IMF endorses CBN tightening monetary policy
THE International Monetary Fund (IMF), at the end of its annual Article IV Consultation with
Nigerian officials welcomed the tightening of monetary policy by the Central Bank of Nigeria (CBN)in January 2020 through higher cash reserve requirements.
The Monetary Policy Committee (MPC) increased the Cash Reserve Ratio (CRR) from 22.5 to 27.5 per cent in its first meeting of the year.
Specifically, the multilateral institution said it endorsed the idea because the move would help respond to looming inflationary pressures while also commending progress on structural reforms — particularly in doing business, finalising power sector reforms, and strengthening governance.
The IMF staff at the end of its annual Article IV Consultation with Nigerian officials from January 29 to February 12, 2020, reviewed Nigeria’s 2020 economic growth forecast lower to 2 per cent from 2.5 per cent earlier forecasted given a rather challenging outlook with oil prices currently trading below $60 a barrel.
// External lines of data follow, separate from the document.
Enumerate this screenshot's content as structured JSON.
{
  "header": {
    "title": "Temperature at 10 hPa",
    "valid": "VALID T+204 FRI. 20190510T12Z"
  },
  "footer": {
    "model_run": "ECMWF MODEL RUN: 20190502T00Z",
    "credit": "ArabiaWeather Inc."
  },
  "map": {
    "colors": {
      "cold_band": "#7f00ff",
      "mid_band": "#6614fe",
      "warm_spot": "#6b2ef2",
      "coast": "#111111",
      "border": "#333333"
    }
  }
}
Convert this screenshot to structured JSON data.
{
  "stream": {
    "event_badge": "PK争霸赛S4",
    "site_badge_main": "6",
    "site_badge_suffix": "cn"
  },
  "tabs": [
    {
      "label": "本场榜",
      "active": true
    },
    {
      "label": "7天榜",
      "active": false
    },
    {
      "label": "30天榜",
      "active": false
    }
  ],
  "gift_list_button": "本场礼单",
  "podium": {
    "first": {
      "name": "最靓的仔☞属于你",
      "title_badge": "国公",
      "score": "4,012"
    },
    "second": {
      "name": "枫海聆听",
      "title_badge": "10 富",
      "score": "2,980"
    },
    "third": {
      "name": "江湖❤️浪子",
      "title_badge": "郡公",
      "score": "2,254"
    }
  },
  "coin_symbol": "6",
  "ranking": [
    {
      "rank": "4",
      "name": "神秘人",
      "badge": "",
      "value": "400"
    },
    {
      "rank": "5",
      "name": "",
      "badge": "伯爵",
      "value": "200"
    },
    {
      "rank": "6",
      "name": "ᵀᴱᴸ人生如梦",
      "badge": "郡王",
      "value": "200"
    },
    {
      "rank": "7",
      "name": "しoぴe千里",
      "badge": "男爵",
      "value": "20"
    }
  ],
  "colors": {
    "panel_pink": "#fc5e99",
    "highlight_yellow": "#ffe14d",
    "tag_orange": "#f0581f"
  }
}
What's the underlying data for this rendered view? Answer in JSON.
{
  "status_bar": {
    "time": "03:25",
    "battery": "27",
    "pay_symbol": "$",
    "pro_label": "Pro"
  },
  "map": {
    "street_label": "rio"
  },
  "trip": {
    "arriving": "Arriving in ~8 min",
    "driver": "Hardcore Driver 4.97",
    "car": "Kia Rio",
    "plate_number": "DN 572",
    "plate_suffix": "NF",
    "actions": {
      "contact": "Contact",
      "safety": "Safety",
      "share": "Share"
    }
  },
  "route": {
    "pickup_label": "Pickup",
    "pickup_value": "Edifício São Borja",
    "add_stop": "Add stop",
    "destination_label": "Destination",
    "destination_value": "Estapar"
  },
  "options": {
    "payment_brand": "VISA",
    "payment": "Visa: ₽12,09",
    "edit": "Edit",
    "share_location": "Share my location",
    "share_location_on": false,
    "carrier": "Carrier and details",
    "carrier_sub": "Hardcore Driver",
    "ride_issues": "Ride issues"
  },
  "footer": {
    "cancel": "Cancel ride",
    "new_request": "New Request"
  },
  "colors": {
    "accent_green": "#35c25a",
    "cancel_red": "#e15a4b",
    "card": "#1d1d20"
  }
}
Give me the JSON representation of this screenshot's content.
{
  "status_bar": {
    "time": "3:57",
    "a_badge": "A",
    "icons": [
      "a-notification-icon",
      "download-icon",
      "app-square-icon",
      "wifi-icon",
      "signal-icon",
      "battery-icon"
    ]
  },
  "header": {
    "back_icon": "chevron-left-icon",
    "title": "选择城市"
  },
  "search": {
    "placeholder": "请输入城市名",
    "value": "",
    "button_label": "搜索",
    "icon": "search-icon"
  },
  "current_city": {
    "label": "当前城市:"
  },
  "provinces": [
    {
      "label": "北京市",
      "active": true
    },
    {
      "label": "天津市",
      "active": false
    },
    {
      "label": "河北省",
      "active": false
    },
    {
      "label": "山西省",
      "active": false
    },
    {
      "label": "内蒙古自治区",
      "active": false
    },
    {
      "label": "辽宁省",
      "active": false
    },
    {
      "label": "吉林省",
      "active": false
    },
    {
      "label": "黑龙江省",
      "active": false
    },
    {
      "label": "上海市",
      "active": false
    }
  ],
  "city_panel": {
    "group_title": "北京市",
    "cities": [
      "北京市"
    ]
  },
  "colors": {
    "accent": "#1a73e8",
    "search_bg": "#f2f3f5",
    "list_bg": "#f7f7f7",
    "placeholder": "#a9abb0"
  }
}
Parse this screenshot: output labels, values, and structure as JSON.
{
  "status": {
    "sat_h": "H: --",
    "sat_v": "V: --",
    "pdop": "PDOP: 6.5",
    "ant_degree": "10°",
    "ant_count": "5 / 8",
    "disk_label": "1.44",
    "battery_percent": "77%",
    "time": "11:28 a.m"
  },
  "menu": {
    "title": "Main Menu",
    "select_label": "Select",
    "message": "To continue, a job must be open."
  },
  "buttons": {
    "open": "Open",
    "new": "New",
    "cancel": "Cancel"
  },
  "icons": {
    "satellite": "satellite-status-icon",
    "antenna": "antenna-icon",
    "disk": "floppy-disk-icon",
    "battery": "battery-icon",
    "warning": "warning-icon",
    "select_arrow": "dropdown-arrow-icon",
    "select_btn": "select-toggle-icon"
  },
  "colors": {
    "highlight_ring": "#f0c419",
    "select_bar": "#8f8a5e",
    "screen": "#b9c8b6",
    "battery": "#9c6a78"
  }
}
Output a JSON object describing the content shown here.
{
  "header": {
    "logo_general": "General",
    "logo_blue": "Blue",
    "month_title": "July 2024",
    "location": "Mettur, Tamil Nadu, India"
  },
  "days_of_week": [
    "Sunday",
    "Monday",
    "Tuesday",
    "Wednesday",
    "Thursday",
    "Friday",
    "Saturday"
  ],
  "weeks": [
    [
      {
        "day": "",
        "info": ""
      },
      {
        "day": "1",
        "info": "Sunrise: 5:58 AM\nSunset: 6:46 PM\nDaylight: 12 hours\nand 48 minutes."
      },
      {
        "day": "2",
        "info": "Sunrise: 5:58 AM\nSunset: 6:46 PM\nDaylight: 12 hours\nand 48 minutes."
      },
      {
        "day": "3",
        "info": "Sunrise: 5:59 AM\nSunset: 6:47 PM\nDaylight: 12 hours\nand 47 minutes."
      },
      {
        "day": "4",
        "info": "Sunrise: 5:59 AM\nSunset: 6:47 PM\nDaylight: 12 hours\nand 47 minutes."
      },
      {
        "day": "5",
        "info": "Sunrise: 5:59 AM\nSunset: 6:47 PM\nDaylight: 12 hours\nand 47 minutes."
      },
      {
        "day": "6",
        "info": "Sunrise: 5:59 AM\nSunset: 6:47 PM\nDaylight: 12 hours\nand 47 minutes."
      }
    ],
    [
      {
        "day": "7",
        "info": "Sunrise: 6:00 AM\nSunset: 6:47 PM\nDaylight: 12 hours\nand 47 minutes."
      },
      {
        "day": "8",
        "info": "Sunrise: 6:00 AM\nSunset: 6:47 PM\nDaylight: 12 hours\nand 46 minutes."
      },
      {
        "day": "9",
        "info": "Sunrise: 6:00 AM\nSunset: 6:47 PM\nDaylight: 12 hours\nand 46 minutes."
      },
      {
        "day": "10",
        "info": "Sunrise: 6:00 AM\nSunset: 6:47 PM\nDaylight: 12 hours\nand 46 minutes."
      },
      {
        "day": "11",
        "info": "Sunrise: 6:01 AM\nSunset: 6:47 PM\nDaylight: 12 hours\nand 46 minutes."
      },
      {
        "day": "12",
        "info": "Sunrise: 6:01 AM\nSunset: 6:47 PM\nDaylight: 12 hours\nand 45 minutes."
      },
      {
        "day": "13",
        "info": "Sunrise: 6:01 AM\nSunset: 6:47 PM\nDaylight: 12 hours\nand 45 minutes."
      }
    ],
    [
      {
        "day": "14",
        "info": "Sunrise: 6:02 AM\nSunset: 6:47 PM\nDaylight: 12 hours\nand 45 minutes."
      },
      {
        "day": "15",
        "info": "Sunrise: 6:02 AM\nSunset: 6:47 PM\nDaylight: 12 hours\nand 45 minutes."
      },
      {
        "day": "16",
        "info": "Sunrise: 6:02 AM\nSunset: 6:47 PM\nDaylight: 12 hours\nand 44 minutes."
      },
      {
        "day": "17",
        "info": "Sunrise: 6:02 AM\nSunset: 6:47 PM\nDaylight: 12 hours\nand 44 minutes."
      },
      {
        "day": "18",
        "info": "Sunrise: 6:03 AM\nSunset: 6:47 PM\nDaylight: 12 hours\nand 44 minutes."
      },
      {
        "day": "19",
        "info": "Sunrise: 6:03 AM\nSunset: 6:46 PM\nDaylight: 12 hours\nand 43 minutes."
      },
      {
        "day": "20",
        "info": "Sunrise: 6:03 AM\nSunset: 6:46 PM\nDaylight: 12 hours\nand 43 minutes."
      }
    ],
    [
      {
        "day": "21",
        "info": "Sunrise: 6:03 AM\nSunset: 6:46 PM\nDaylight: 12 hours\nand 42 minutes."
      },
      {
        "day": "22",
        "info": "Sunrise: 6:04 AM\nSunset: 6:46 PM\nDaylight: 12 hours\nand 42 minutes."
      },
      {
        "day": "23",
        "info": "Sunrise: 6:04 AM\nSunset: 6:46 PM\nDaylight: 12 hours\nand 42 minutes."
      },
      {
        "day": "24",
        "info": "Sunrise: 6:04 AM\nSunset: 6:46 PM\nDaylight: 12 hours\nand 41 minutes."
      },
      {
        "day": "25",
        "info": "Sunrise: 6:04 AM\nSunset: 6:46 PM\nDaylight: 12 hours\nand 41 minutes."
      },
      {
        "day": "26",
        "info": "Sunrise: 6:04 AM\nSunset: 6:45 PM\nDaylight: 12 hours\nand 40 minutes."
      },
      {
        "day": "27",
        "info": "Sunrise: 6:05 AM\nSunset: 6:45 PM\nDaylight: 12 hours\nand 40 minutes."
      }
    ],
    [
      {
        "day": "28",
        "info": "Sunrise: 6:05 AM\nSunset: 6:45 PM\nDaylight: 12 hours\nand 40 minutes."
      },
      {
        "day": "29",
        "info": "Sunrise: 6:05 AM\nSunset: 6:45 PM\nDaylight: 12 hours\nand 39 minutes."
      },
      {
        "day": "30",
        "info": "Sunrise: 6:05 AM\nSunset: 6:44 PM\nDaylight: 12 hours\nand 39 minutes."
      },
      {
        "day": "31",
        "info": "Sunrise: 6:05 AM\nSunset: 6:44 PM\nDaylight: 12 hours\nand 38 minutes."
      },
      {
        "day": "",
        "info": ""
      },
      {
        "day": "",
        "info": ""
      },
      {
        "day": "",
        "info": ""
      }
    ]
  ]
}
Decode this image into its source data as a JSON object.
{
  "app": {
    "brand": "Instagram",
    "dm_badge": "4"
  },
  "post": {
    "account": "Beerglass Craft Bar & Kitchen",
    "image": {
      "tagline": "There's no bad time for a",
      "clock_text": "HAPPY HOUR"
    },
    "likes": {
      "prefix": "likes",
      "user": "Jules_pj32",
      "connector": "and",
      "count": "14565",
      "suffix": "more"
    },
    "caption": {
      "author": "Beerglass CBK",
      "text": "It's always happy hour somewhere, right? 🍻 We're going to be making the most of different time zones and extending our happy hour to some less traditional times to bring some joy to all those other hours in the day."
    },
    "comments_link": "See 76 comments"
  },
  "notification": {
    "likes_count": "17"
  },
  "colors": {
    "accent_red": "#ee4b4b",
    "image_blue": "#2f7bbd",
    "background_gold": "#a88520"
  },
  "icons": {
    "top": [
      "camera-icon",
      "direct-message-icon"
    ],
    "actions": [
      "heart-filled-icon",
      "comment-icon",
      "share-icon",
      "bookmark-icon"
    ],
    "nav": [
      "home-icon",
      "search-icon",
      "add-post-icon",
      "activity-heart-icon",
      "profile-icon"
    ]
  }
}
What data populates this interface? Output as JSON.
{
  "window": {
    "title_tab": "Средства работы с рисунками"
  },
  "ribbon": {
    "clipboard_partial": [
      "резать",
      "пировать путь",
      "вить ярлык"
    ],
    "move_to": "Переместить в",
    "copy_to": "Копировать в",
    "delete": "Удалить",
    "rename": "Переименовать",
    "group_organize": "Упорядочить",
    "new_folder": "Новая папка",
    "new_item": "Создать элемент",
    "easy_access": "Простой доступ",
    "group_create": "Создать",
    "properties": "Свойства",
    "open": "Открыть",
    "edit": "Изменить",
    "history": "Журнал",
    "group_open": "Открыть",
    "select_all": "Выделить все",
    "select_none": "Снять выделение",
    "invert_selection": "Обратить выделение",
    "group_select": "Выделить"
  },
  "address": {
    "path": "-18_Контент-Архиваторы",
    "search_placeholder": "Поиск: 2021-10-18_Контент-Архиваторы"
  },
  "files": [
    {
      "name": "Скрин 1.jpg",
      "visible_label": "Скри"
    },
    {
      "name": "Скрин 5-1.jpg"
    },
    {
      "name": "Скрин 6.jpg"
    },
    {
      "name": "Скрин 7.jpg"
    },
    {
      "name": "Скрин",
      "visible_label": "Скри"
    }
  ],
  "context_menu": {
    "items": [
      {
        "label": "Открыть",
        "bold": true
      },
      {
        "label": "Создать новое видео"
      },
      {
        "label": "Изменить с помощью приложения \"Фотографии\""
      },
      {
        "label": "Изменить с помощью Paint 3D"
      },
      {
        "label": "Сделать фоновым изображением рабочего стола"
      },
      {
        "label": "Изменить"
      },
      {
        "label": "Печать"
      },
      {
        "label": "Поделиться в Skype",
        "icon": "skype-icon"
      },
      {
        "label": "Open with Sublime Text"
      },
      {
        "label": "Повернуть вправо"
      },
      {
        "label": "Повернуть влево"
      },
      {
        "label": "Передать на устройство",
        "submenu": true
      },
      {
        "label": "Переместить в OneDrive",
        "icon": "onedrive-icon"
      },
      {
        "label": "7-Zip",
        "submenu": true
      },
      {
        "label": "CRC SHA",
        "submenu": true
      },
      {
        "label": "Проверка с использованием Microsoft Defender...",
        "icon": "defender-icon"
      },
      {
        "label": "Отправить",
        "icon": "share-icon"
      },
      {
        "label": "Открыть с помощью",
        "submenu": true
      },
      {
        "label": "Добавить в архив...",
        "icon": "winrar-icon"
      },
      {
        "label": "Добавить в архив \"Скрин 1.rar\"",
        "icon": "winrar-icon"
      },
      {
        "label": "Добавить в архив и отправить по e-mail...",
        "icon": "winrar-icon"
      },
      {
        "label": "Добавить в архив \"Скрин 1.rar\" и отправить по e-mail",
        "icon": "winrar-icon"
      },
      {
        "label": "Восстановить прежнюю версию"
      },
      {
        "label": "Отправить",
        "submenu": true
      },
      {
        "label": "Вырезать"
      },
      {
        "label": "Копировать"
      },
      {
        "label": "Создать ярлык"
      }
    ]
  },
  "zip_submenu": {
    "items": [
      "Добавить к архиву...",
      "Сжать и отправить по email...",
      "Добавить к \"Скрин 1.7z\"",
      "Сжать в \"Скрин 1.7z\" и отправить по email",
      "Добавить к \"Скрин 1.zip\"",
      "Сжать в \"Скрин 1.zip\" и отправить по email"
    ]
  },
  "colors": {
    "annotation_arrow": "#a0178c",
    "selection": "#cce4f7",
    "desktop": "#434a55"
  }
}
Bonny Light dropped 15 per cent on average to $56 a barrel in the first half of February 2020 from $66.03 a barrel in December 2019.
The IMF staff summarised that the pace of Nigeria’s economic recovery remained slow, as declining real incomes and weak investment continued to weigh on economic activity. In addition, external risks remained on the increase, reflecting a higher current account deficit and declining reserves that remain highly vulnerable to capital flow reversals. Furthermore, high fiscal deficits continue to complicate monetary policy as weak non-oil revenue mobilisation led to further deterioration of the fiscal deficit, which was mostly financed by Central Bank of Nigeria (CBN) overdrafts, while the interest payments to revenue ratio remains high at about 60 per cent.
On a positive note, staff welcomed measures by Federal Government to boost revenue through the implementation of the Finance Act and Deep Offshore Basin Act and to improve budget execution by adopting the calendar year for the 2020 budget cycle.
Notwithstanding, it called for major policy adjustments to contain short-term vulnerabilities, build resilience, and unlock growth potential.
Experts generally agree with IMF staff’s take on Nigeria’s economic outlook as it reflects current macroeconomic realities, especially against the backdrop of potential weakness in global crude oil prices occasioned by slowing global consumption, partly due to the impact of corona virus (COVID-19).
“We also urge the Federal Government to seek creative ways to share the burden of economic development with the private sector as the current fiscal debt burden has long reached unsustainable levels,” analysts from Cowry Assets Management Limited said.